La realidad suele correr más rápido que las palabras, por lo que diversos hechos y fenómenos pueden tardar algún tiempo en encontrar un vocablo que los defina. Creo que es el caso del principal problema económico contemporáneo, la grotesca concentración de la riqueza en un puñado de manos. A nivel mundial, Oxfam estimaba, en 2018, que los 26 individuos más ricos del planeta concentraban la misma riqueza que lo 3,800 millones de personas más pobres del mundo. En México, por su parte, en los veinte años que van de 1995 a 2015, 16 milmillonarios multiplicaron sus fortunas cinco veces, en tanto el PIB per cápita creció en menos de un 1% anual. Las implicaciones sociales de esta desigualdad son brutales, y significan, fundamentalmente, la insatisfacción de las necesidades humanas básicas de una quinta parte de la población mundial. 1,300 millones de personas que no cuentan con suficiente comida o agua, no se diga ropa, educación, electricidad o casa. En nuestro país, 52 millones de mexicanos viven en la pobreza.

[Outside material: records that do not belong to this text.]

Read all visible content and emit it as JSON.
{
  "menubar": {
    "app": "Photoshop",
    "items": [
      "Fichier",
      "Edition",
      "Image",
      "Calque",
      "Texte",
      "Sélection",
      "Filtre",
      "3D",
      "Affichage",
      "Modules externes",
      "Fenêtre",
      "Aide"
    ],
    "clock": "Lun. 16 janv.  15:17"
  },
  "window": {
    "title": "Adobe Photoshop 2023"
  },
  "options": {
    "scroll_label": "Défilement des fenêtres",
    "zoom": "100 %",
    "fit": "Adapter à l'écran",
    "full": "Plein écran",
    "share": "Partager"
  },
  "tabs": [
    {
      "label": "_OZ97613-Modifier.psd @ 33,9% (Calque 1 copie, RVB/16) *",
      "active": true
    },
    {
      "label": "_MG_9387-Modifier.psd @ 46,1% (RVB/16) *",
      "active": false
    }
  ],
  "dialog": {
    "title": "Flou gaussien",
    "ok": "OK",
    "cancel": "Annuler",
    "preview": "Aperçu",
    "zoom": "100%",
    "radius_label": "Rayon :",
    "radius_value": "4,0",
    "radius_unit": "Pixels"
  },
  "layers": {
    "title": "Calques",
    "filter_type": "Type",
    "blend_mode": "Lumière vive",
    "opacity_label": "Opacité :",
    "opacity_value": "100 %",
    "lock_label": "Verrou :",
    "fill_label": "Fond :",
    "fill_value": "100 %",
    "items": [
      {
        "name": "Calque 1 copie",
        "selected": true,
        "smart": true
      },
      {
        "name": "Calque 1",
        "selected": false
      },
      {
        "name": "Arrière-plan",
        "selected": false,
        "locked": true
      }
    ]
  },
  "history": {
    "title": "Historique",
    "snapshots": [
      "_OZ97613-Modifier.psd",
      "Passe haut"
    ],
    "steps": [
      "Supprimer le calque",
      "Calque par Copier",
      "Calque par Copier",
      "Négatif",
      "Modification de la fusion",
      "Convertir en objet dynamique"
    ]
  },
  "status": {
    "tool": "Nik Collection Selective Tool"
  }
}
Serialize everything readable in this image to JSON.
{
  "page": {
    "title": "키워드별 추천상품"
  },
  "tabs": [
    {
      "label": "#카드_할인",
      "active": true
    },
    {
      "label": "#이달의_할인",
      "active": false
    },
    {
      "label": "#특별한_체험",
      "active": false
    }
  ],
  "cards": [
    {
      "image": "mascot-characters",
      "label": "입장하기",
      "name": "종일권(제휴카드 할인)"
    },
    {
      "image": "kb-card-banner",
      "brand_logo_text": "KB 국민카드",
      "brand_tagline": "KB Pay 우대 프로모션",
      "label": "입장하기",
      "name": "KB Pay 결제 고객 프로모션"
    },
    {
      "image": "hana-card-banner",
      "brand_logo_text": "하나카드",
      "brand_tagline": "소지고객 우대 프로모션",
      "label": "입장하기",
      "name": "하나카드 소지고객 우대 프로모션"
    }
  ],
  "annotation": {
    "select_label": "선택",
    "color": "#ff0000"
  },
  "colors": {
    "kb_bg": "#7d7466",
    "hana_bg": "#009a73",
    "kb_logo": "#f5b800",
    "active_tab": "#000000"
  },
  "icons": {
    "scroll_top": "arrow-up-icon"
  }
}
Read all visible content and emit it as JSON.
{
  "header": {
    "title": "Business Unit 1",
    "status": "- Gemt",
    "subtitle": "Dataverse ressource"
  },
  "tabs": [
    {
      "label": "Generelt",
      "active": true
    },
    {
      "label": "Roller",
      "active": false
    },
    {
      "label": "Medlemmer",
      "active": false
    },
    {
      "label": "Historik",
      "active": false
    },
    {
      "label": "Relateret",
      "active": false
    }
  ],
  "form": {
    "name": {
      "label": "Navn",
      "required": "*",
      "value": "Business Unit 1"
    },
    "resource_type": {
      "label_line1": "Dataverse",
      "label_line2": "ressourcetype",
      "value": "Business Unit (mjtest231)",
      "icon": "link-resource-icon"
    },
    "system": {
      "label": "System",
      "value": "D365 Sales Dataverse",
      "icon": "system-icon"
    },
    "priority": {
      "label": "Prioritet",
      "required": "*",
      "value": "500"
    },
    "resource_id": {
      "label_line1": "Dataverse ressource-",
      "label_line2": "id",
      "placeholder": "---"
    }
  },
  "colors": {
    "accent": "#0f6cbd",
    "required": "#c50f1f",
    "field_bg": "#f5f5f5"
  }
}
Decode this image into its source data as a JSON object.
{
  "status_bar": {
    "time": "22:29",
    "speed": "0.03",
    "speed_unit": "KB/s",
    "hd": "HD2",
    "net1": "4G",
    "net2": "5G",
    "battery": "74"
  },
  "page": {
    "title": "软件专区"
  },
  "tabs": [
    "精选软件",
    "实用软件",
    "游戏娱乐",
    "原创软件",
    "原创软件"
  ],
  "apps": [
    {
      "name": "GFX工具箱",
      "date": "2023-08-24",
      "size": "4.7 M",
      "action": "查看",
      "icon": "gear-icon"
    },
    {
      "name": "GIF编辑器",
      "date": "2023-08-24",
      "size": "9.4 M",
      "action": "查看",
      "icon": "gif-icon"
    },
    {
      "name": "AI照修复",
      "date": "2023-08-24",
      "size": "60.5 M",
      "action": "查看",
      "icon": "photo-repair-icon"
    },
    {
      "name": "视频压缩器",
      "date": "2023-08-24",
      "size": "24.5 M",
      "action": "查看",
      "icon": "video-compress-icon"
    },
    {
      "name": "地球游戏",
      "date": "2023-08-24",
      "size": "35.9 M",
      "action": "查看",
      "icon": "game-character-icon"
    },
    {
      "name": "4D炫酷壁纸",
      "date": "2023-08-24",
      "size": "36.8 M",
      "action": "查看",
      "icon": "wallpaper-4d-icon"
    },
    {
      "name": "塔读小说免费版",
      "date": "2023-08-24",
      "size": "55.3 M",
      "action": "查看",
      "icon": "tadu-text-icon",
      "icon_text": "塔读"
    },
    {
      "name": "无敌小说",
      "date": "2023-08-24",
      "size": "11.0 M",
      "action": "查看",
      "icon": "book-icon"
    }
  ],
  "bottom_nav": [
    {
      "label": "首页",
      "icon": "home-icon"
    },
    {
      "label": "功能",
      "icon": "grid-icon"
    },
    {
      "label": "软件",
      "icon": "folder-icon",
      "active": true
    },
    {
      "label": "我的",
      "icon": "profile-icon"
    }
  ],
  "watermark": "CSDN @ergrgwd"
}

La desigualdad es un resultado estructural del sistema económico. Es decir, no hay esta enorme masa de pobres porque algo no esté funcionando como se supone que debe funcionar, sino por el contrario. La concentración de la riqueza es una característica esencial del capitalismo y la más intensamente desarrollada en su modelo neoliberal. En esa medida, el conjunto de las relaciones económicas y de las leyes en que éstas se sustentan operan para lograr una creciente acumulación de capital en microscópicos grupos de gigantescos capitalistas, con el consecuente deterioro económico del conjunto de la población y la generación de amplísimas masa de desposeídos totales. (Esto último, paralelamente, es instrumento básico para que, con un mercado laboral operando bajo la ley de la oferta y la demanda, la mano de obra esté disponible para los dueños del dinero a costos aún más módicos que mantener esclavos). Esta es la naturaleza del sistema y, en consecuencia, como naturales son asumidos sus resultados.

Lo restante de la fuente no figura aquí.